So, I've gotten into a competitive minis wargame over the past year (Hordes), and it's involved diving into the community, soaking up lots of podcasts, and thinking intensively about every experience of play I have.

There's something they talk a lot about managing: tilt.
I think tilt originally comes from poker circles, but I encountered it here.

Hordes is super complex. A big part of the game is navigating informational overwhelm. To the point where high-level tournament players often forget key rules on their own models when under pressure.
People train for tournaments.

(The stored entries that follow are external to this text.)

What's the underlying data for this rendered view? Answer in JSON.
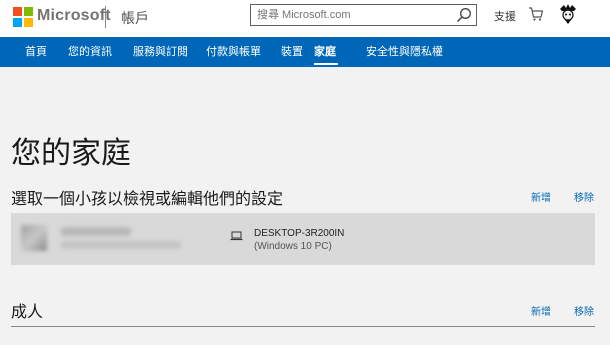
{
  "header": {
    "brand": "Microsoft",
    "section": "帳戶",
    "search": {
      "placeholder": "搜尋 Microsoft.com"
    },
    "support_label": "支援"
  },
  "nav": {
    "items": [
      "首頁",
      "您的資訊",
      "服務與訂閱",
      "付款與帳單",
      "裝置",
      "家庭",
      "安全性與隱私權"
    ],
    "active": "家庭"
  },
  "main": {
    "title": "您的家庭",
    "children_section": {
      "heading": "選取一個小孩以檢視或編輯他們的設定",
      "add_label": "新增",
      "remove_label": "移除",
      "child": {
        "device_name": "DESKTOP-3R200IN",
        "device_os": "(Windows 10 PC)"
      }
    },
    "adults_section": {
      "heading": "成人",
      "add_label": "新增",
      "remove_label": "移除"
    }
  },
  "colors": {
    "nav_bg": "#0067b8",
    "link": "#0067b8",
    "ms_red": "#f25022",
    "ms_green": "#7fba00",
    "ms_blue": "#00a4ef",
    "ms_yellow": "#ffb900"
  }
}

They make sure to get in dozens of games against each meta-shifting, top-tier caster and faction.

But when you sit down to play and the deathclock starts, you have to act fast: spot attack vectors, crunch numbers, treat every second like a resource.
Right, so, a lot of what the game actually asks of its players is rapid information processing and strong emotional self-regulation. A lot of the podcasts I've listened to are about how to simultaneously act on instinct and not let your emotions get the best of you.
Sometimes the dice spike or you overlook an impactful rules interaction, and it bites you on the ass. Maybe you lose a key piece or you invest exactly the wrong amount of resources in a gambit.

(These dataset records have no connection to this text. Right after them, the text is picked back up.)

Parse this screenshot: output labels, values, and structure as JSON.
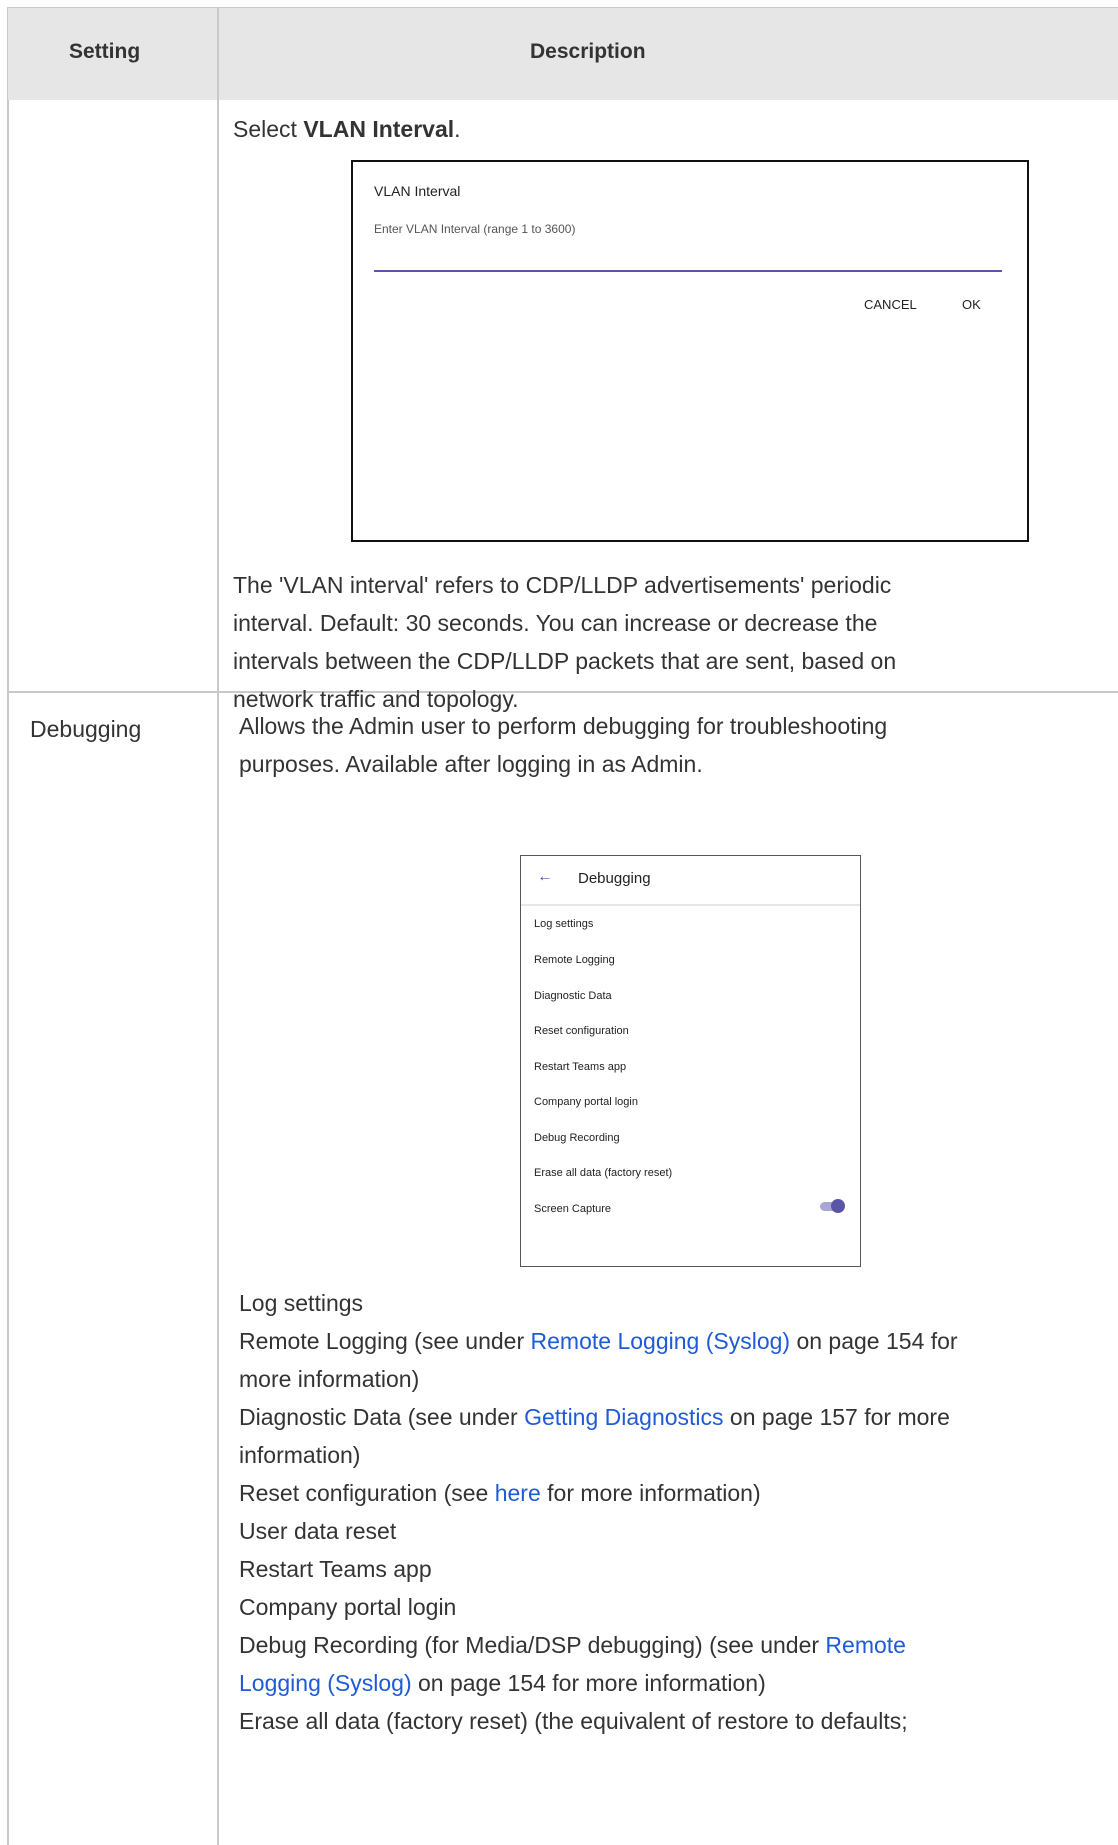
{
  "table": {
    "headers": {
      "setting": "Setting",
      "description": "Description"
    }
  },
  "vlan_row": {
    "instruction_prefix": "Select ",
    "instruction_bold": "VLAN Interval",
    "instruction_suffix": ".",
    "dialog": {
      "title": "VLAN Interval",
      "subtitle": "Enter VLAN Interval  (range 1 to 3600)",
      "cancel_label": "CANCEL",
      "ok_label": "OK"
    },
    "description_lines": [
      "The 'VLAN interval' refers to CDP/LLDP advertisements' periodic",
      "interval. Default: 30 seconds. You can increase or decrease the",
      "intervals between the CDP/LLDP packets that are sent, based on",
      "network traffic and topology."
    ]
  },
  "debugging_row": {
    "setting": "Debugging",
    "intro_lines": [
      "Allows the Admin user to perform debugging for troubleshooting",
      "purposes. Available after logging in as Admin."
    ],
    "screen": {
      "title": "Debugging",
      "back_icon": "arrow-left-icon",
      "items": [
        "Log settings",
        "Remote Logging",
        "Diagnostic Data",
        "Reset configuration",
        "Restart Teams app",
        "Company portal login",
        "Debug Recording",
        "Erase all data (factory reset)",
        "Screen Capture"
      ],
      "screen_capture_enabled": true,
      "accent_color": "#5a55a6"
    },
    "list": {
      "log_settings": "Log settings",
      "remote_logging": {
        "pre": "Remote Logging (see under ",
        "link": "Remote Logging (Syslog)",
        "post": " on page 154 for",
        "cont": "more information)"
      },
      "diagnostic_data": {
        "pre": "Diagnostic Data (see under ",
        "link": "Getting Diagnostics",
        "post": "  on page 157 for more",
        "cont": "information)"
      },
      "reset_configuration": {
        "pre": "Reset configuration  (see ",
        "link": "here",
        "post": " for more information)"
      },
      "user_data_reset": "User data reset",
      "restart_teams_app": "Restart Teams app",
      "company_portal_login": "Company portal login",
      "debug_recording": {
        "pre": "Debug Recording (for Media/DSP debugging) (see under ",
        "link1": "Remote",
        "link2": "Logging (Syslog)",
        "post": " on page 154 for more information)"
      },
      "erase_all_data": "Erase all data (factory reset) (the equivalent of restore to defaults;"
    }
  },
  "colors": {
    "link": "#1f5bd6",
    "header_bg": "#e6e6e6",
    "border": "#c9c9c9"
  }
}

Tilt is what happens when frustration puts you off balance and keeps you off balance.
Tied to tilt is the idea of "unforced errors."

Sometimes, the state of the game forces you to make sub-optimal choices. Like sacrificing a key model to not lose outright.

Other times, its the state of you as a player that leads to sub-optimal choices. That's an unforced error.
In some ways, tilt is just the older brother of "u mad, bro?"

But I've found it useful to think about for two reasons.

First, in an environment that rewards rapid, level-headed thinking, tilt is a resource drain on every single decision you need to make.
That means that even if you are running out of time and feeling the pressure to even the score, it is almost always strategic to take a moment to center emotionally.

And second, tilt keeps you focused on what's not working, instead of scanning for alternate win conditions.
If you fixate on how "I can't believe a single winter guard took out my 7 point solo! Now I've got nothing left to score the flag on that side of the table, and I'm going to fall behind on scenario!" you won't notice "wow, he left his caster wide open for an assassination run."
One idea that came up in a few podcasts and stuck in my brain: "I will win this!" and "There's no way I can win this!" are both mindsets that are going to get you tilted.

Instead, you want to build up that sense of "I can win this. It's possible. I just need to stay on my toes."